In late July, 2011, Daniel Wallace of Dallas Theological Seminary completed a four-part review of the NIV 2011, the latest major entry in English Bible translations. It is well worth your time to read his views. I forewarn you that when you first land on his blog, Dan’s picture makes him look like a Scottish mullah — however unlikely you find that description. Don’t let that stop you!
In Part 1, Dan provides a brief history of English Bible translation in order to set the NIV 2011 in its historical context. That is a helpful way to begin, especially for those who have no knowledge of trends in the production of such translations. Please don’t be one of those people who think history does not matter, because this field would prove you wrong.
In Part 2, Dan gives his now-familiar spiel on how literal translation is totally inadequate for idioms, and I suppose he does so to forestall those who demand that a translation always be literal. His argument is convincing, though it fails to address the legitimacy of less-than-literal translation in the vast territory outside of idioms.

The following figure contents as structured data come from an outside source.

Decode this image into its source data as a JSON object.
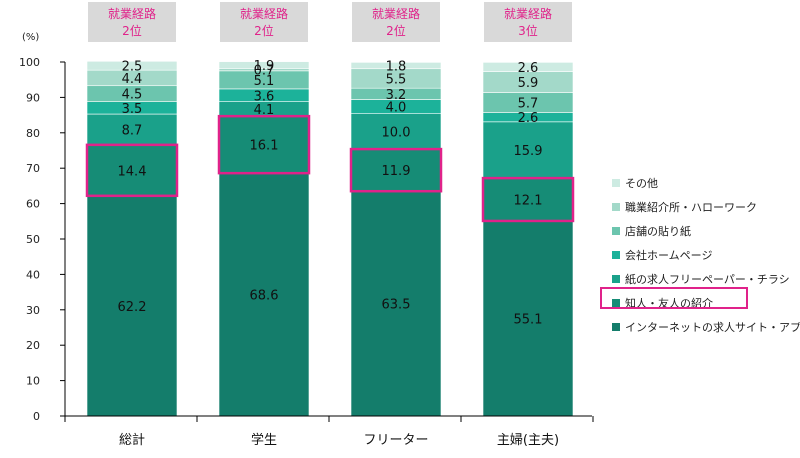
{
  "chart_data": {
    "type": "bar",
    "stacked": true,
    "ylabel": "(%)",
    "ylim": [
      0,
      100
    ],
    "yticks": [
      0,
      10,
      20,
      30,
      40,
      50,
      60,
      70,
      80,
      90,
      100
    ],
    "categories": [
      "総計",
      "学生",
      "フリーター",
      "主婦(主夫)"
    ],
    "rank_badges": [
      {
        "line1": "就業経路",
        "line2": "2位"
      },
      {
        "line1": "就業経路",
        "line2": "2位"
      },
      {
        "line1": "就業経路",
        "line2": "2位"
      },
      {
        "line1": "就業経路",
        "line2": "3位"
      }
    ],
    "highlight_series": "知人・友人の紹介",
    "series": [
      {
        "name": "インターネットの求人サイト・アプリ",
        "color": "#147d6b",
        "values": [
          62.2,
          68.6,
          63.5,
          55.1
        ]
      },
      {
        "name": "知人・友人の紹介",
        "color": "#168c76",
        "values": [
          14.4,
          16.1,
          11.9,
          12.1
        ]
      },
      {
        "name": "紙の求人フリーペーパー・チラシ",
        "color": "#1aa18a",
        "values": [
          8.7,
          4.1,
          10.0,
          15.9
        ]
      },
      {
        "name": "会社ホームページ",
        "color": "#1cb29a",
        "values": [
          3.5,
          3.6,
          4.0,
          2.6
        ]
      },
      {
        "name": "店舗の貼り紙",
        "color": "#6cc5ae",
        "values": [
          4.5,
          5.1,
          3.2,
          5.7
        ]
      },
      {
        "name": "職業紹介所・ハローワーク",
        "color": "#a3d9c9",
        "values": [
          4.4,
          0.7,
          5.5,
          5.9
        ]
      },
      {
        "name": "その他",
        "color": "#cdebe2",
        "values": [
          2.5,
          1.9,
          1.8,
          2.6
        ]
      }
    ],
    "legend_position": "right",
    "grid": false,
    "colors": {
      "highlight": "#e0228a",
      "badge_bg": "#d9d9d9",
      "badge_text": "#e0228a",
      "axis": "#000000"
    }
  }
}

One key statement says, “The primary focus of the NIV 2011 is an accurate translation (more on this later), and one has to admit that they have accomplished this objective admirably.” Another summary conclusion says: “The scholarship behind the NIV 2011 is probably as good as it gets. And the textual basis [Greek, Hebrew and Aramaic text within the Bible] is both bold and exceptionally accurate.” This is high praise from someone of Wallace’s standing among textual critics.
In Part 3, Dan discusses weaknesses of NIV 2011. The most important finding, in my opinion, is stated this way: “In this instance [1 Tim. 3:2], as in many instances throughout the NIV, I would have preferred that the translators retained a more interpretive-neutral stance as long as the English rendition wasn’t nonsense.”
Wallace offers “husband of one wife,” in 1 Tim. 3:2, but NIV 2011 has “faithful to his wife.” This translation by NIV 2011 picks a favored interpretation from “a myriad of views.” The translation “husband of one wife” is what Wallace calls “an interpretive-neutral stance,” but the reader who has no skill with New Testament Greek reads the narrower “faithful to his wife” and does not realize that a choice has been made when other viable choices were available. NIV 2011 does not even provide a footnote, which would have been preferable here.
Wallace has some other material you will not want to miss, including a table that compares the NET Bible, NIV 2011, ESV, KJV, RSV, NRSV, RV, ASV and NASB in relation to elegance, accuracy and readability. Fascinating! One thing Dan did not do was to sum up all the scores and see how they stood in relation to each other. Out of a possible 30 points, ESV took the honors with 24, closely trailed by NET Bible and RSV at 23 points and NIV 2011 at 22 points. Remember that I am the one who summed up the points; Dan would probably say that elegance, accuracy and reliability are only three factors among many ways to compare translations. But it was still fun!
In Part 4, Dan puts a nice bow on the package: “As with the handful of other exceptional translations, the NIV 2011 definitely should be one that the well-equipped English-speaking Christian has on his or her shelf, and one that they consult often for spiritual nourishment.”
For what it’s worth, that is my conclusion as well.